What happens to gauge symmetry after gauge fixing? Given a theory with gauge symmetry. After gauge fixing where does gauge symmetry go?
Does the gauge symmetry turn into a global symmetry?
For example there is a way to quantize fields theory with BRST fields. These fields cancel the additional degrees of freedom. But does the new action (original action+BRST fields) have some new internal symmetry?
As an example, local supersymmetry tells us a graviton must have a gravitino super-partner. After gauge fixing this gravitino doesn't just disappear (I presume), so some residual symmetry must remain.
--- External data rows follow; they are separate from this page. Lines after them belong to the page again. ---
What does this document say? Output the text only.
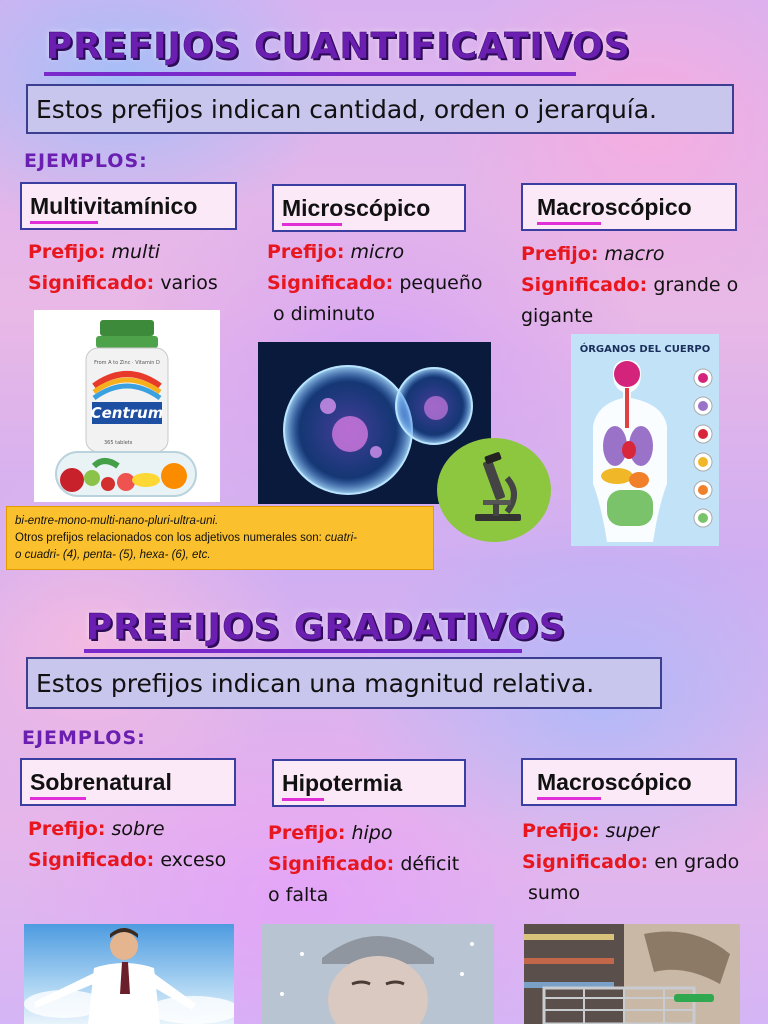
PREFIJOS CUANTIFICATIVOS
Estos prefijos indican cantidad, orden o jerarquía.
EJEMPLOS:
Multivitamínico
Prefijo: multi
Significado: varios
Microscópico
Prefijo: micro
Significado: pequeño
o diminuto
Macroscópico
Prefijo: macro
Significado: grande o
gigante
Centrum
From A to Zinc · Vitamin D
365 tablets
ÓRGANOS DEL CUERPO
bi-entre-mono-multi-nano-pluri-ultra-uni.
Otros prefijos relacionados con los adjetivos numerales son: cuatri-
o cuadri- (4), penta- (5), hexa- (6), etc.
PREFIJOS GRADATIVOS
Estos prefijos indican una magnitud relativa.
EJEMPLOS:
Sobrenatural
Prefijo: sobre
Significado: exceso
Hipotermia
Prefijo: hipo
Significado: déficit
o falta
Macroscópico
Prefijo: super
Significado: en grado
sumo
 A: After you've fixed a complete gauge (i.e one that really picks precisely one representant of every gauge orbit), the gauge symmetry is gone. If your gauge condition is incomplete, then some residual gauge symmetry might remain (e.g. the Lorenz gauge condition leaves a residual gauge symmetry for harmonic functions).
Gauge symmetries cannot "turn into global symmetries". The former signify unphysical redundancies in our choice of description of the system under consideration, the latter are properties of the system itself with real physical consequences, such as the existence of conserved quantities due to Noether's theorem. 
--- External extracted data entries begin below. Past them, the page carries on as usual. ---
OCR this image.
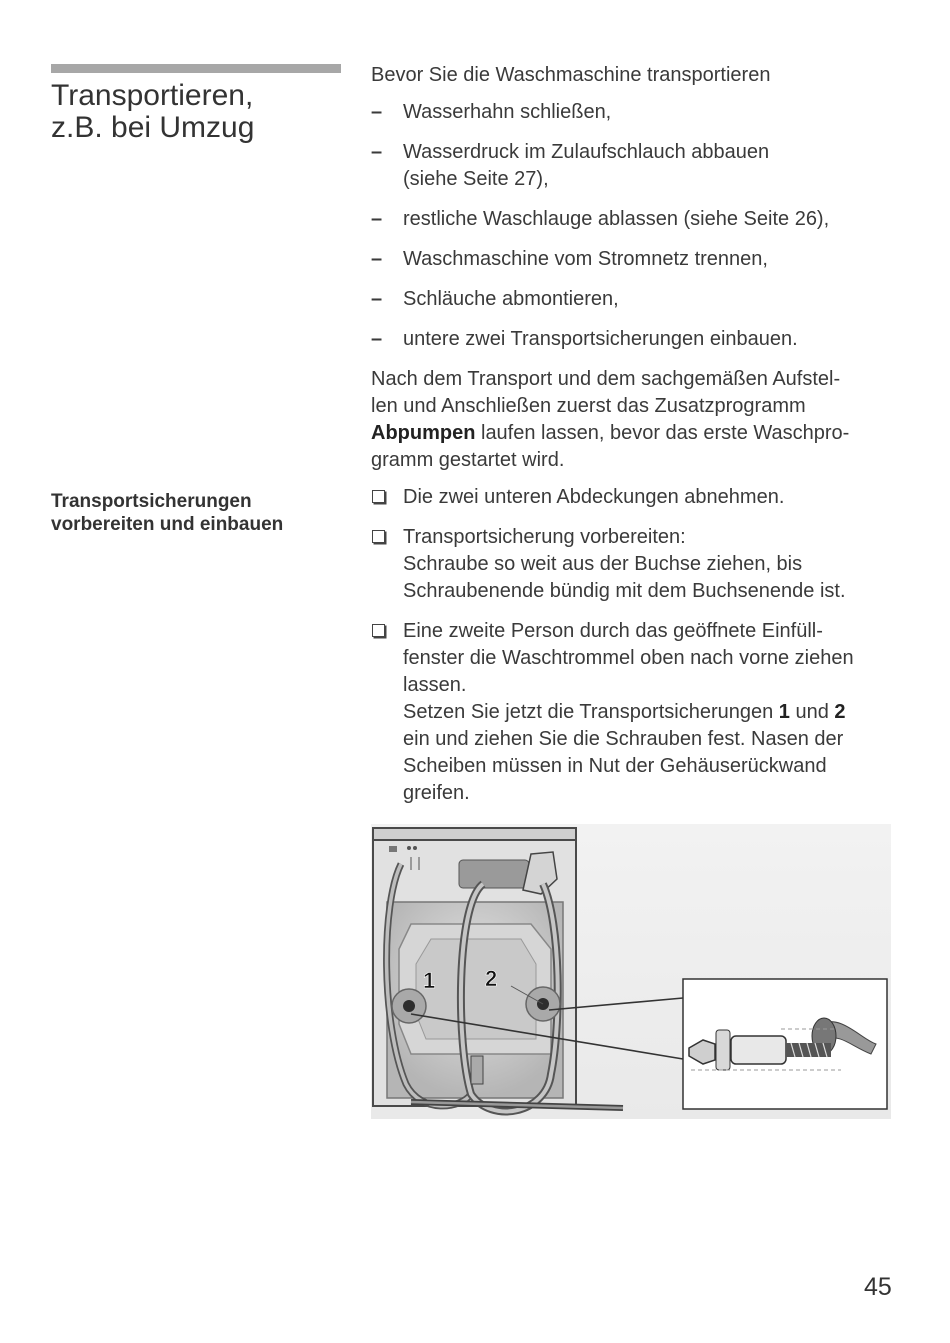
Transportieren,
z.B. bei Umzug
Transportsicherungen
vorbereiten und einbauen

Bevor Sie die Waschmaschine transportieren

– Wasserhahn schließen,
– Wasserdruck im Zulaufschlauch abbauen
(siehe Seite 27),
– restliche Waschlauge ablassen (siehe Seite 26),
– Waschmaschine vom Stromnetz trennen,
– Schläuche abmontieren,
– untere zwei Transportsicherungen einbauen.

Nach dem Transport und dem sachgemäßen Aufstel-
len und Anschließen zuerst das Zusatzprogramm
Abpumpen laufen lassen, bevor das erste Waschpro-
gramm gestartet wird.

Die zwei unteren Abdeckungen abnehmen.
Transportsicherung vorbereiten:
Schraube so weit aus der Buchse ziehen, bis
Schraubenende bündig mit dem Buchsenende ist.
Eine zweite Person durch das geöffnete Einfüll-
fenster die Waschtrommel oben nach vorne ziehen
lassen.
Setzen Sie jetzt die Transportsicherungen 1 und 2
ein und ziehen Sie die Schrauben fest. Nasen der
Scheiben müssen in Nut der Gehäuserückwand
greifen.
1 2
45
But it may well be the case that the "global" version of a (local) gauge symmetry is not gauge to begin with, such as in the case of the $\mathrm{U}(1)$ symmetry of electromagnetism with charged matter. The local version of this symmetry is gauge, but the global $\mathrm{U}(1)$ symmetry acts only on the charged fields and not on the gauge field, hence does not vanish through fixing points in the gauge orbits since it does not act on the orbits to begin with. It is physical and enforces conservation of charge - not a gauge symmetry at all.
Likewise, for the graviton/gravitino, it is global supersymmetry that connected particles and their super-partners, and your gauge-fixing condition likely only eliminates the local part.
A: *

*Gauge-fixing of gauge symmetry is necessary to avoid singular volume factors in the path integral, cf. e.g. my Phys.SE answer here. The gauge-fixing condition must as a minimum accomplish this task.


*The global part of gauge symmetry (and other global symmetries) should not be gauge-fixed as they don't render the path integral ill-defined.


*It seems relevant to OP's question to mention the background field method, which is a way to allow the background field to maintain gauge symmetry even after gauge-fixing the corresponding quantum field. (This doesn't spoil the path integral since we don't integrate over the background field.)